The second delicate step is the rationalization. Computing the numerator directly,

$$\frac{a^2+b^2}{2}-\frac{(a+b)^2}{4} = \frac{2a^2+2b^2-a^2-2ab-b^2}{4} = \frac{(a-b)^2}{4}.$$

Any sign mistake here would produce $\frac{(a+b)^2}{4}$ instead and destroy the argument.

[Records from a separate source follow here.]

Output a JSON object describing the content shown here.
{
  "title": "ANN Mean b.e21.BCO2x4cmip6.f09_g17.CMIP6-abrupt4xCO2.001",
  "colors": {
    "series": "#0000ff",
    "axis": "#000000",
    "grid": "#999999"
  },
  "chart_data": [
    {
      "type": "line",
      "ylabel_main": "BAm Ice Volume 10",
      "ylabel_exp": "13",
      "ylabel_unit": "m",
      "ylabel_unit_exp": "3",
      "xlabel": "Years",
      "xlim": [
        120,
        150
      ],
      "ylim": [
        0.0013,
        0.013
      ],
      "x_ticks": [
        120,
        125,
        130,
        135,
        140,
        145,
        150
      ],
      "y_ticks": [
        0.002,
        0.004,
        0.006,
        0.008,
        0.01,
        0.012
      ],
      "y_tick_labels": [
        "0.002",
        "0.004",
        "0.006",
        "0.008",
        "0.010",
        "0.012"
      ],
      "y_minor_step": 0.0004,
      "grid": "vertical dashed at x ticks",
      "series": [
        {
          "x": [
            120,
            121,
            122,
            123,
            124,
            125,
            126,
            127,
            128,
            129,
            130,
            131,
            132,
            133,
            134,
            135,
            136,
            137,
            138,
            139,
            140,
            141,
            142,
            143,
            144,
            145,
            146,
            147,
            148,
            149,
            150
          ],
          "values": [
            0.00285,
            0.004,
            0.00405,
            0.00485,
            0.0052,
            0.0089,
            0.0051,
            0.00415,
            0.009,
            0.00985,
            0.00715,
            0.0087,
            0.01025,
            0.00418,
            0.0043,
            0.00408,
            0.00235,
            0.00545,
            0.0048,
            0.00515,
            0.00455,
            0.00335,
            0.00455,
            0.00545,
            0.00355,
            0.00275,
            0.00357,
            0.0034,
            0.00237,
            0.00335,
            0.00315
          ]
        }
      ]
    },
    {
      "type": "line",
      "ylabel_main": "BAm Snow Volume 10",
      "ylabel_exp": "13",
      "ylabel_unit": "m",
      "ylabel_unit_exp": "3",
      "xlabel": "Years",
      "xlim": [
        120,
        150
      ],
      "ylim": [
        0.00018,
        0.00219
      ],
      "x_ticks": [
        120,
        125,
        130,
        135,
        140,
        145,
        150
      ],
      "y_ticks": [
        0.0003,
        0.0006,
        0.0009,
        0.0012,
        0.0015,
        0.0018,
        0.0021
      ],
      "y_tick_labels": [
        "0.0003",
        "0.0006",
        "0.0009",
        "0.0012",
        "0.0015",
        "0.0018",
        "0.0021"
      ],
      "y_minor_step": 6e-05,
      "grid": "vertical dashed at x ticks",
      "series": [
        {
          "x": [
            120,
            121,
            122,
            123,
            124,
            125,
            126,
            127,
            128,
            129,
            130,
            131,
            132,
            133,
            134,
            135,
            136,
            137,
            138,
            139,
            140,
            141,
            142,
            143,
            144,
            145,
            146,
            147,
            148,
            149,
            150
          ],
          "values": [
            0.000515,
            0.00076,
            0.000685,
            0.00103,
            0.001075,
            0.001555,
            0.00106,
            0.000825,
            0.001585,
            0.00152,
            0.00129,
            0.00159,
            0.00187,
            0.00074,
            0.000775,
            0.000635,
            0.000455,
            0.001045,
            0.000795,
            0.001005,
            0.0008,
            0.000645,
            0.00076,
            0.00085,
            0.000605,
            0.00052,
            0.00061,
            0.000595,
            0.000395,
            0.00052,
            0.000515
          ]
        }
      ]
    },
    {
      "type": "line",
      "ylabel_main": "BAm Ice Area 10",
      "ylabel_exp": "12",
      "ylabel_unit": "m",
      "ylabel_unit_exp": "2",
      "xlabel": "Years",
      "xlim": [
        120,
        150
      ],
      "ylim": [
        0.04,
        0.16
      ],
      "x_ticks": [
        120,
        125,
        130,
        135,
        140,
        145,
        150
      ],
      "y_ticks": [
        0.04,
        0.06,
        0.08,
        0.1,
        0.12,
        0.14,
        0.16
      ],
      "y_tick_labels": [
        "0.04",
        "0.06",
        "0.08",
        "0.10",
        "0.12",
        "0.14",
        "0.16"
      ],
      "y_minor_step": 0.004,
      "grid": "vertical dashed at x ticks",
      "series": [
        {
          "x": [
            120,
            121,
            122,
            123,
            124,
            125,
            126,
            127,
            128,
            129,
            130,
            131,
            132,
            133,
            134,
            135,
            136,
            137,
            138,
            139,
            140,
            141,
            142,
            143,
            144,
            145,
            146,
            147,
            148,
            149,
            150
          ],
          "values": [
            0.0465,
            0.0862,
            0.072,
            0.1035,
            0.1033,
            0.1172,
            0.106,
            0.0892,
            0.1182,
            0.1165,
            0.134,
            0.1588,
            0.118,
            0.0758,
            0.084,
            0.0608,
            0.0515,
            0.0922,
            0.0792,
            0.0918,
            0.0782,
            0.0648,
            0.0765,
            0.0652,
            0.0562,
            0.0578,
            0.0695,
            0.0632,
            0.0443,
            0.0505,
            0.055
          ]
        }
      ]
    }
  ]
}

The third delicate step is proving that the denominator in (2) is at least $1$. RMS-AM gives

$$\sqrt{\frac{a^2+b^2}{2}}\ge \frac{a+b}{2},$$

hence the denominator is at least $a+b$. The hypothesis $a,b\ge \tfrac12$ is used exactly here to obtain $a+b\ge1$. Without this hypothesis the statement would generally fail.

Alternative Approaches

One may start from the identity

$$\sqrt{\frac{a^2+b^2}{2}}-\frac{a+b}{2} = \frac{(a-b)^2} {4\left(\sqrt{\frac{a^2+b^2}{2}}+\frac{a+b}{2}\right)}$$

and immediately estimate the denominator from below by $a+b$. This yields

$$\sqrt{\frac{a^2+b^2}{2}}-\frac{a+b}{2} \le \frac{(a-b)^2}{4(a+b)}.$$

Since $a+b\ge1$,

$$\frac{(a-b)^2}{4(a+b)} \le \frac{(a-b)^2(a+b)^2}{4} = \left(\frac{a^2-b^2}{2}\right)^2,$$

which proves the claim.

This approach is essentially equivalent to the main proof, but it packages the comparison into a single estimate after rationalization. The main proof separates the argument into two transparent bounds, making the role of the condition $a+b\ge1$ especially clear.